Enquanto isso, entre telefonemas e idas ao hospital, o aposentado Antônio Menezes, de 77 anos, morador do Rio, segue na expectativa. A literatura médica indica que a cirurgia para corrigir a catarata deve acontecer o mais próximo possível do diagnóstico, para aumentar as chances de sucesso. Até marcar a consulta com o oftalmologista que identificou a doença, foram cinco meses. Mais quatro se passaram, e ele ainda não tem data para a cirurgia.
— É angustiante, porque eu ligo, vou pessoalmente, mas a fila é grande e ninguém dá uma solução — diz Menezes, que procurou assistência no Hospital Universitário Pedro Ernesto, ligado à Universidade do Estado do Rio de Janeiro (Uerj). — Eu, infelizmente, não tenho condições de pagar um plano de saúde — lamenta ele.
Antônio segue sem cirurgia, e o SUS, sem diagnóstico. No primeiro e único levantamento, que considerou dados de 2009 e 2010, o Rio obteve a pior nota entre as capitais: 4,33. Porém, é impossível aferir se a situação melhorou ou piorou, seguindo a mesma metodologia, porque não houve nem haverá uma segunda divulgação.
“Essa avaliação não foi utilizada como orientadora para qualquer repasse de recursos para estados e municípios. A proposta era realizar a cada três anos, contudo, em 2015 o governo optou por suspender a iniciativa”, informou o Ministério da Saúde, em nota ao GLOBO.
Alexandre Padilha, ex-ministro da Saúde e atual secretário de Saúde da cidade de São Paulo, disse que a segunda edição do Idsus deveria ter ocorrido em 2014. E mostrou-se surpreso ao ser informado pelo GLOBO que a avaliação de qualidade não existe mais.
Acontece que o destino do Idsus foi selado na administração petista, apenas alguns meses depois que Padilha deixou o ministério, em 2014, para se candidatar ao governo do estado de São Paulo.

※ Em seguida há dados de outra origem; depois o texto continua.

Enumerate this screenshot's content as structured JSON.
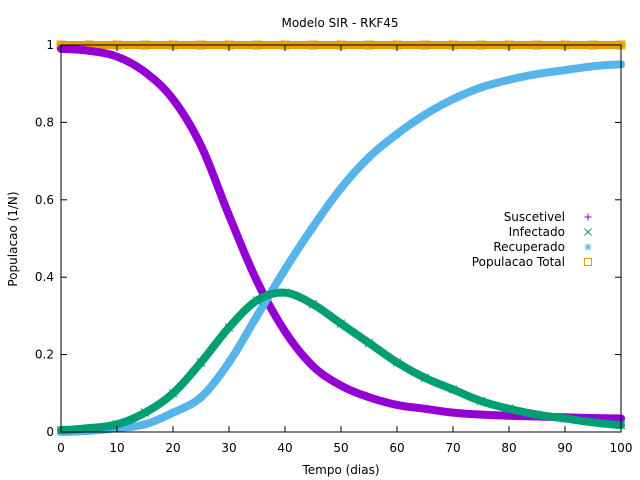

— Eu não sei o que aconteceu depois que eu saí. A segunda etapa deveria ter sido divulgada em 2014. É uma pena, lamentável. Vejo duas justificativas: a classe política não assumiu a cultura da avaliação; e uma possível crítica a imperfeições (do indicador de qualidade). Não é perfeito, mas tem que existir — afirmou Padilha, que nega ação de estados e municípios para o fim do Idsus: — Eles pactuaram junto com o ministério a criação do indicador composto.
Mas o coordenador da assessoria técnica do Conselho Nacional dos Secretários Municipais de Saúde (Conasems), Nilo Bretas, diz saber o que aconteceu para o fim do Idsus.

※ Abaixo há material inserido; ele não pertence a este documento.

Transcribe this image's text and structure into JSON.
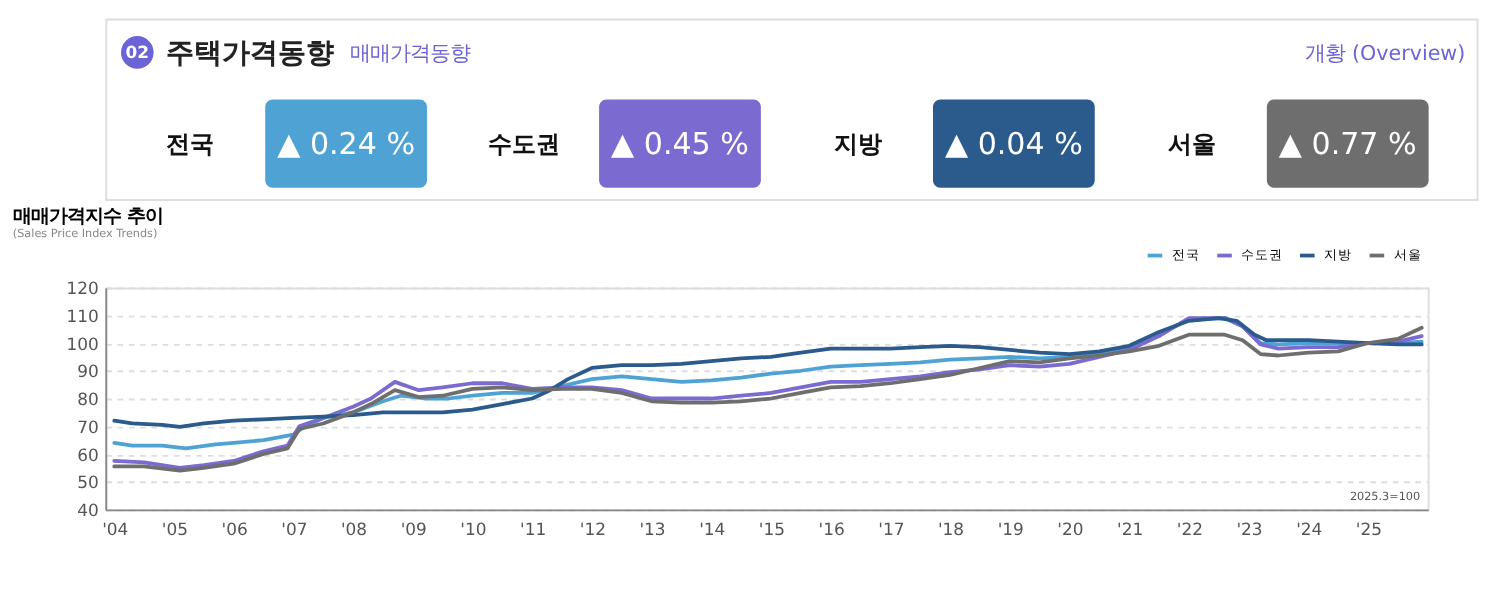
{
  "chart_data": [
    {
      "type": "other",
      "title": "주택가격동향",
      "subtitle": "매매가격동향",
      "annotations": [
        "02",
        "개황 (Overview)"
      ],
      "categories": [
        "전국",
        "수도권",
        "지방",
        "서울"
      ],
      "value_labels": [
        "▲ 0.24 %",
        "▲ 0.45 %",
        "▲ 0.04 %",
        "▲ 0.77 %"
      ],
      "colors": [
        "#4fa3d4",
        "#7b6bd0",
        "#2b5a8c",
        "#6e6e6e"
      ]
    },
    {
      "type": "line",
      "title": "매매가격지수 추이",
      "subtitle": "(Sales Price Index Trends)",
      "annotations": [
        "2025.3=100"
      ],
      "xlim": [
        2003.85,
        2026.0
      ],
      "xticks": [
        {
          "value": 2004,
          "label": "'04"
        },
        {
          "value": 2005,
          "label": "'05"
        },
        {
          "value": 2006,
          "label": "'06"
        },
        {
          "value": 2007,
          "label": "'07"
        },
        {
          "value": 2008,
          "label": "'08"
        },
        {
          "value": 2009,
          "label": "'09"
        },
        {
          "value": 2010,
          "label": "'10"
        },
        {
          "value": 2011,
          "label": "'11"
        },
        {
          "value": 2012,
          "label": "'12"
        },
        {
          "value": 2013,
          "label": "'13"
        },
        {
          "value": 2014,
          "label": "'14"
        },
        {
          "value": 2015,
          "label": "'15"
        },
        {
          "value": 2016,
          "label": "'16"
        },
        {
          "value": 2017,
          "label": "'17"
        },
        {
          "value": 2018,
          "label": "'18"
        },
        {
          "value": 2019,
          "label": "'19"
        },
        {
          "value": 2020,
          "label": "'20"
        },
        {
          "value": 2021,
          "label": "'21"
        },
        {
          "value": 2022,
          "label": "'22"
        },
        {
          "value": 2023,
          "label": "'23"
        },
        {
          "value": 2024,
          "label": "'24"
        },
        {
          "value": 2025,
          "label": "'25"
        }
      ],
      "ylim": [
        40,
        120
      ],
      "yticks": [
        40,
        50,
        60,
        70,
        80,
        90,
        100,
        110,
        120
      ],
      "grid": "y",
      "legend": "top right",
      "marker": "none",
      "line_style": "solid",
      "series": [
        {
          "name": "전국",
          "color": "#4fa3d4",
          "x": [
            2004.0,
            2004.3,
            2004.8,
            2005.2,
            2005.7,
            2006.0,
            2006.5,
            2007.0,
            2007.2,
            2007.5,
            2008.0,
            2008.5,
            2008.8,
            2009.2,
            2009.6,
            2010.0,
            2010.5,
            2011.0,
            2011.5,
            2012.0,
            2012.5,
            2013.0,
            2013.5,
            2014.0,
            2014.5,
            2015.0,
            2015.5,
            2016.0,
            2016.5,
            2017.0,
            2017.5,
            2018.0,
            2018.5,
            2019.0,
            2019.5,
            2020.0,
            2020.5,
            2021.0,
            2021.5,
            2022.0,
            2022.6,
            2022.9,
            2023.2,
            2023.5,
            2024.0,
            2024.5,
            2025.0,
            2025.5,
            2025.9
          ],
          "values": [
            64,
            63,
            63,
            62,
            63.5,
            64,
            65,
            67,
            70,
            73,
            75,
            79,
            81,
            80,
            80,
            81,
            82,
            82,
            84.5,
            87,
            88,
            87,
            86,
            86.5,
            87.5,
            89,
            90,
            91.5,
            92,
            92.5,
            93,
            94,
            94.5,
            95,
            94.5,
            95,
            96,
            98,
            103,
            108.5,
            109,
            106,
            100,
            99.5,
            100,
            100,
            100,
            100,
            100.5
          ]
        },
        {
          "name": "수도권",
          "color": "#7b6bd0",
          "x": [
            2004.0,
            2004.5,
            2005.1,
            2005.5,
            2006.0,
            2006.5,
            2006.9,
            2007.1,
            2007.5,
            2008.0,
            2008.3,
            2008.7,
            2009.1,
            2009.5,
            2010.0,
            2010.5,
            2011.0,
            2011.5,
            2012.0,
            2012.5,
            2013.0,
            2013.5,
            2014.0,
            2014.5,
            2015.0,
            2015.5,
            2016.0,
            2016.5,
            2017.0,
            2017.5,
            2018.0,
            2018.5,
            2019.0,
            2019.5,
            2020.0,
            2020.5,
            2021.0,
            2021.5,
            2022.0,
            2022.6,
            2022.9,
            2023.2,
            2023.5,
            2024.0,
            2024.5,
            2025.0,
            2025.5,
            2025.9
          ],
          "values": [
            57.5,
            57,
            55,
            56,
            57.5,
            61,
            63,
            70,
            73,
            77,
            80,
            86,
            83,
            84,
            85.5,
            85.5,
            83.5,
            84,
            84,
            83,
            80,
            80,
            80,
            81,
            82,
            84,
            86,
            86,
            87,
            88,
            89.5,
            90.5,
            92,
            91.5,
            92.5,
            95,
            97.5,
            102.5,
            109,
            109,
            106,
            99.5,
            98,
            98.5,
            98.5,
            100,
            100.5,
            102.5
          ]
        },
        {
          "name": "지방",
          "color": "#2b5a8c",
          "x": [
            2004.0,
            2004.3,
            2004.8,
            2005.1,
            2005.5,
            2006.0,
            2006.5,
            2007.0,
            2007.5,
            2008.0,
            2008.5,
            2009.0,
            2009.5,
            2010.0,
            2010.5,
            2011.0,
            2011.3,
            2011.6,
            2012.0,
            2012.5,
            2013.0,
            2013.5,
            2014.0,
            2014.5,
            2015.0,
            2015.5,
            2016.0,
            2016.5,
            2017.0,
            2017.5,
            2018.0,
            2018.5,
            2019.0,
            2019.5,
            2020.0,
            2020.5,
            2021.0,
            2021.5,
            2022.0,
            2022.5,
            2022.8,
            2023.1,
            2023.3,
            2023.7,
            2024.0,
            2024.5,
            2025.0,
            2025.5,
            2025.9
          ],
          "values": [
            72,
            71,
            70.5,
            69.8,
            71,
            72,
            72.5,
            73,
            73.5,
            74,
            75,
            75,
            75,
            76,
            78,
            80,
            83,
            87,
            91,
            92,
            92,
            92.5,
            93.5,
            94.5,
            95,
            96.5,
            98,
            98,
            98,
            98.5,
            99,
            98.5,
            97.5,
            96.5,
            96,
            97,
            99,
            104,
            108,
            109,
            108,
            103,
            101,
            101,
            101,
            100.5,
            100,
            99.5,
            99.5
          ]
        },
        {
          "name": "서울",
          "color": "#6e6e6e",
          "x": [
            2004.0,
            2004.5,
            2005.1,
            2005.5,
            2006.0,
            2006.5,
            2006.9,
            2007.1,
            2007.5,
            2008.0,
            2008.3,
            2008.7,
            2009.1,
            2009.5,
            2010.0,
            2010.5,
            2011.0,
            2011.5,
            2012.0,
            2012.5,
            2013.0,
            2013.5,
            2014.0,
            2014.5,
            2015.0,
            2015.5,
            2016.0,
            2016.5,
            2017.0,
            2017.5,
            2018.0,
            2018.5,
            2019.0,
            2019.5,
            2020.0,
            2020.5,
            2021.0,
            2021.5,
            2022.0,
            2022.6,
            2022.9,
            2023.2,
            2023.5,
            2024.0,
            2024.5,
            2025.0,
            2025.5,
            2025.9
          ],
          "values": [
            55.5,
            55.5,
            54,
            55,
            56.5,
            60,
            62,
            69,
            71,
            75,
            78,
            83,
            80.5,
            81,
            83.5,
            84,
            83,
            83.5,
            83.5,
            82,
            79,
            78.5,
            78.5,
            79,
            80,
            82,
            84,
            84.5,
            85.5,
            87,
            88.5,
            91,
            93.5,
            93,
            94.5,
            95.5,
            97,
            99,
            103,
            103,
            101,
            96,
            95.5,
            96.5,
            97,
            100,
            101.5,
            105.5
          ]
        }
      ]
    }
  ]
}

— Houve muita polêmica quando o Idsus foi divulgado. Ele não serve para ficar comparando, dando ranking ou nota. Serve para achar evidências do que pode ser melhorado. Essa é a questão. Em 2014, a gente começou a fazer uma discussão sobre a reformulação do Idsus. Os formatos começaram a ser discutidos, mas… enfim… parou nessa discussão e não deu… não houve continuidade — afirmou o representante das prefeituras.
Para a pesquisadora Ligia Bahia, da UFRJ, prevalece o medo de ser avaliado.

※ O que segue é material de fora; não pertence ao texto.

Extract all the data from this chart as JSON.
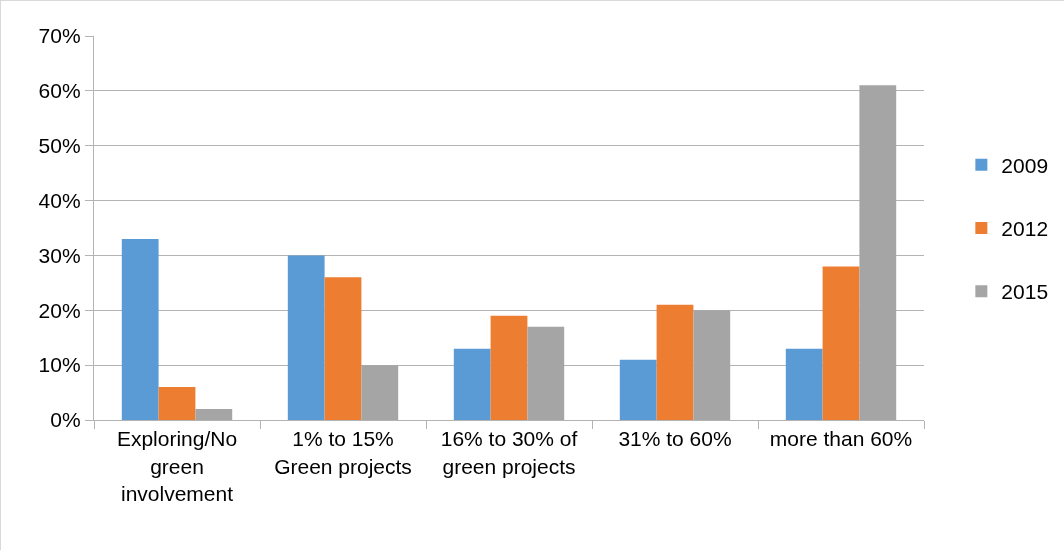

— É como se houvesse um pavor da avaliação. Mas, na Saúde, a avaliação é uma ferramenta importantíssima para aprimorar e inovar. O Idsus provocou desagrado político de tudo o que é lado. As prefeituras do PT não ficaram em primeiro lugar. O que teria sido importante seria a continuidade, seria a persistência — afirma ela.
Esta persistência foi demonstrada pela manicure Shirlei Rezende, que saiu recentemente de uma internação provocada por uma úlcera. O atendimento básico foi feito: da emergência, ela seguiu para o CTI, de onde só foi liberada após os exames indicarem a estabilização do quadro. A ela foi indicada a realização de uma biópsia para afastar o risco de câncer. Mas, a partir daí, Shirlei entrou no labirinto do acesso ao SUS, com muitas perguntas e poucas respostas.
— Não é direito de todo mundo ter acesso à saúde? Como eu posso ficar sem saber a quem recorrer? — pergunta ela. — Saí daqui (do hospital) com um número de telefone, mas já soube que não vai ser simples.